Very interesting. The Oculus is quite a good deal at 299 USD given its technical specifications. I suspected that they were selling them below cost and subsidising them through stuff like this.
The issue is that, as a data-driven organisation I am certain that they would have assessed the likely impact of including ads on turning away users and made that the decision.
Honestly I personally do not want an Oculus (mostly because it is owned by Facebook and tied to a Facebook login) but if ads allow them to make the platform even more affordable to consumers, this could be a boon to VR overall. Ideally, ads means cheaper hardware which leads to a larger consumer base which entices a larger developer base, and, hopefully, more and better VR games when the dust settles.
I don't understand this obsession with ads. Let's see what a person has to spend to play one of these games:
1. A powerful PC (at least $1000)
2. The headset (at least $300)
3. The game (Beat Saber $30)
So after paying this much ($1330) why is advertising needed? Do AAA games need additional ad funding after selling their games? Do indie game devs need additional ad funding after selling their game?
The problem with ads is that is it inherently disruptive and annoying wherever it is inserted (billboards, movies, TV, youtube, webpages). Why do you want to annoy and irritate customers paying a premium for your next gen platform?
I don't regret my purchase quite yet though.
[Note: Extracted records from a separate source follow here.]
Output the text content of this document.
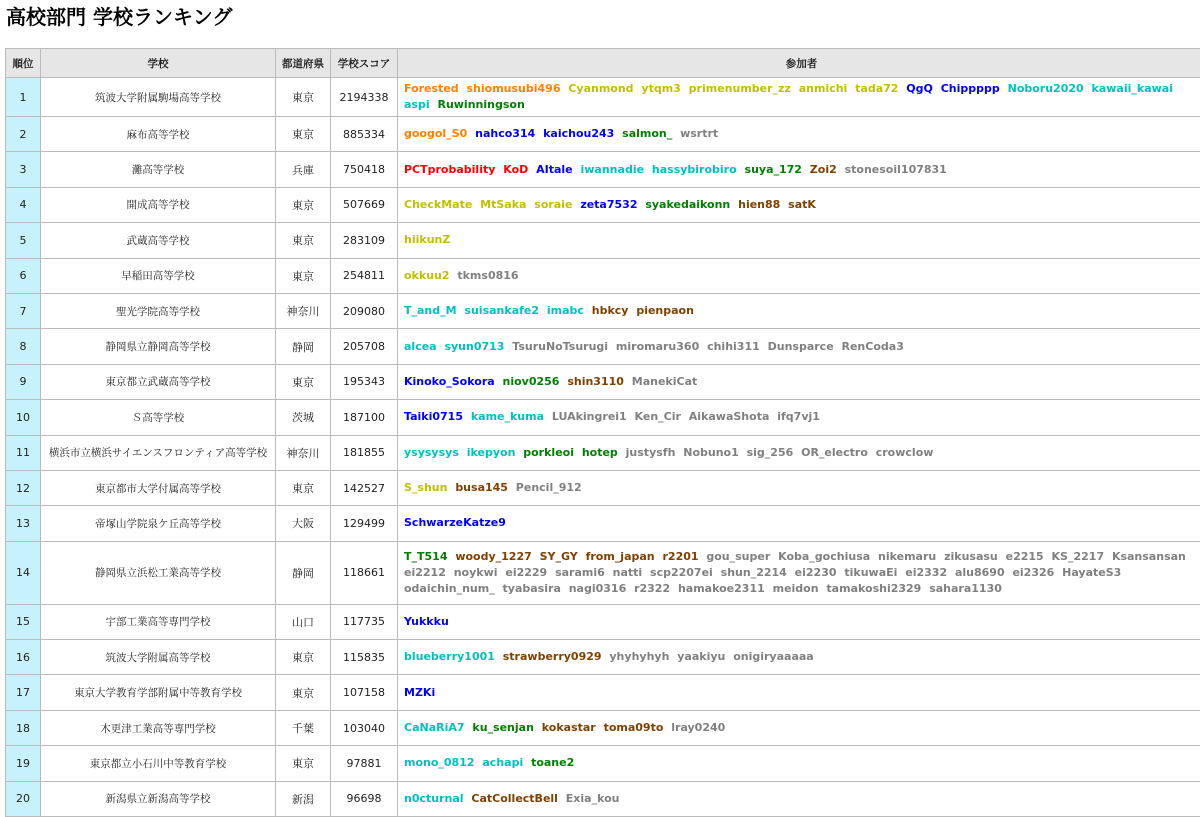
高校部門 学校ランキング
順位	学校	都道府県	学校スコア	参加者
1	筑波大学附属駒場高等学校	東京	2194338	Forested shiomusubi496 Cyanmond ytqm3 primenumber_zz anmichi tada72 QgQ Chippppp Noboru2020 kawaii_kawai aspi Ruwinningson
2	麻布高等学校	東京	885334	googol_S0 nahco314 kaichou243 salmon_ wsrtrt
3	灘高等学校	兵庫	750418	PCTprobability KoD AItale iwannadie hassybirobiro suya_172 Zoi2 stonesoil107831
4	開成高等学校	東京	507669	CheckMate MtSaka soraie zeta7532 syakedaikonn hien88 satK
5	武蔵高等学校	東京	283109	hiikunZ
6	早稲田高等学校	東京	254811	okkuu2 tkms0816
7	聖光学院高等学校	神奈川	209080	T_and_M suisankafe2 imabc hbkcy pienpaon
8	静岡県立静岡高等学校	静岡	205708	alcea syun0713 TsuruNoTsurugi miromaru360 chihi311 Dunsparce RenCoda3
9	東京都立武蔵高等学校	東京	195343	Kinoko_Sokora niov0256 shin3110 ManekiCat
10	Ｓ高等学校	茨城	187100	Taiki0715 kame_kuma LUAkingrei1 Ken_Cir AikawaShota ifq7vj1
11	横浜市立横浜サイエンスフロンティア高等学校	神奈川	181855	ysysysys ikepyon porkleoi hotep justysfh Nobuno1 sig_256 OR_electro crowclow
12	東京都市大学付属高等学校	東京	142527	S_shun busa145 Pencil_912
13	帝塚山学院泉ケ丘高等学校	大阪	129499	SchwarzeKatze9
14	静岡県立浜松工業高等学校	静岡	118661	T_T514 woody_1227 SY_GY from_japan r2201 gou_super Koba_gochiusa nikemaru zikusasu e2215 KS_2217 Ksansansan ei2212 noykwi ei2229 sarami6 natti scp2207ei shun_2214 ei2230 tikuwaEi ei2332 alu8690 ei2326 HayateS3 odaichin_num_ tyabasira nagi0316 r2322 hamakoe2311 meidon tamakoshi2329 sahara1130
15	宇部工業高等専門学校	山口	117735	Yukkku
16	筑波大学附属高等学校	東京	115835	blueberry1001 strawberry0929 yhyhyhyh yaakiyu onigiryaaaaa
17	東京大学教育学部附属中等教育学校	東京	107158	MZKi
18	木更津工業高等専門学校	千葉	103040	CaNaRiA7 ku_senjan kokastar toma09to lray0240
19	東京都立小石川中等教育学校	東京	97881	mono_0812 achapi toane2
20	新潟県立新潟高等学校	新潟	96698	n0cturnal CatCollectBell Exia_kou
It's been an amazing device for our whole family. The VR bar has been set in eyes of my kids and they want more.
The saddest thing about these VR companies (or any other hyped yet insubstantial new thing for that matter) to me is the fact that they got acquired too quickly that one cannot short them on the stock exchange...
Calling VR insubstantial is absurd. Just because VR helmets won't be as popular as mobile phones doesn't make them so. It's like calling an Xbox insubstantial.
What VR lacks in game variety, it makes up for in how unique the experience is. VR consoles will be able to get new games and apps, while "regular" consoles won't get more unique without releasing new models.
Gaming in VR is also a lot more beginner friendly. Console Controllers are not intuitive, whereas VR controls almost always are.
In short, VR is already very viable and its future is extremely promising. But if you want to short stuff, be my guest.
I get your point. But with all due respect, the comparison is unfortunately off by a substantial magnitude: overall VR devices sold world wide in 2019: <6M (https://www.statista.com/statistics/671403/global-virtual-re...)
xbox sales alone are quite constantly at 50M per month (!!!)
Then it sounds like you're not really getting my point.
VR as is today is a new tech. The Quest 2 is a recent release, second model of a new lineup. Xbox 360 was released in 2005 so look at xbox sales in like, 2006 instead. Which… checks numbers, hey look, 4 million units.
> Console Controllers are not intuitive, whereas VR controls almost always are.
Almost all console controllers follow a similar control scheme for decades (minus the front buttons like "share" or the touchpads). I don't see them as unintuitive.
They are for someone who hasn't ever played a game, easier to get them to learn how to do stuff with vr controllers than with a console controller, vr incorporates far more normal movements that everyone already knows how to do, like picking stuff up or aiming a gun/bow, shooting is easy it is aiming it that is hard.
The experience of VR gaming and desktop gaming is not interchangeable. I tried a modern VR headset very recently and I was blown away by the level of immersion. So many early teething issues from several years ago were actually solved problems. Living room space was a biggie, for instance.
Even if you could, you won't make money shorting on the stock exchange because you think stocks are more expensive than they should be. You can only make money shorting things on the stock exchange when you guess that other investors will think the price is too high relatively soon.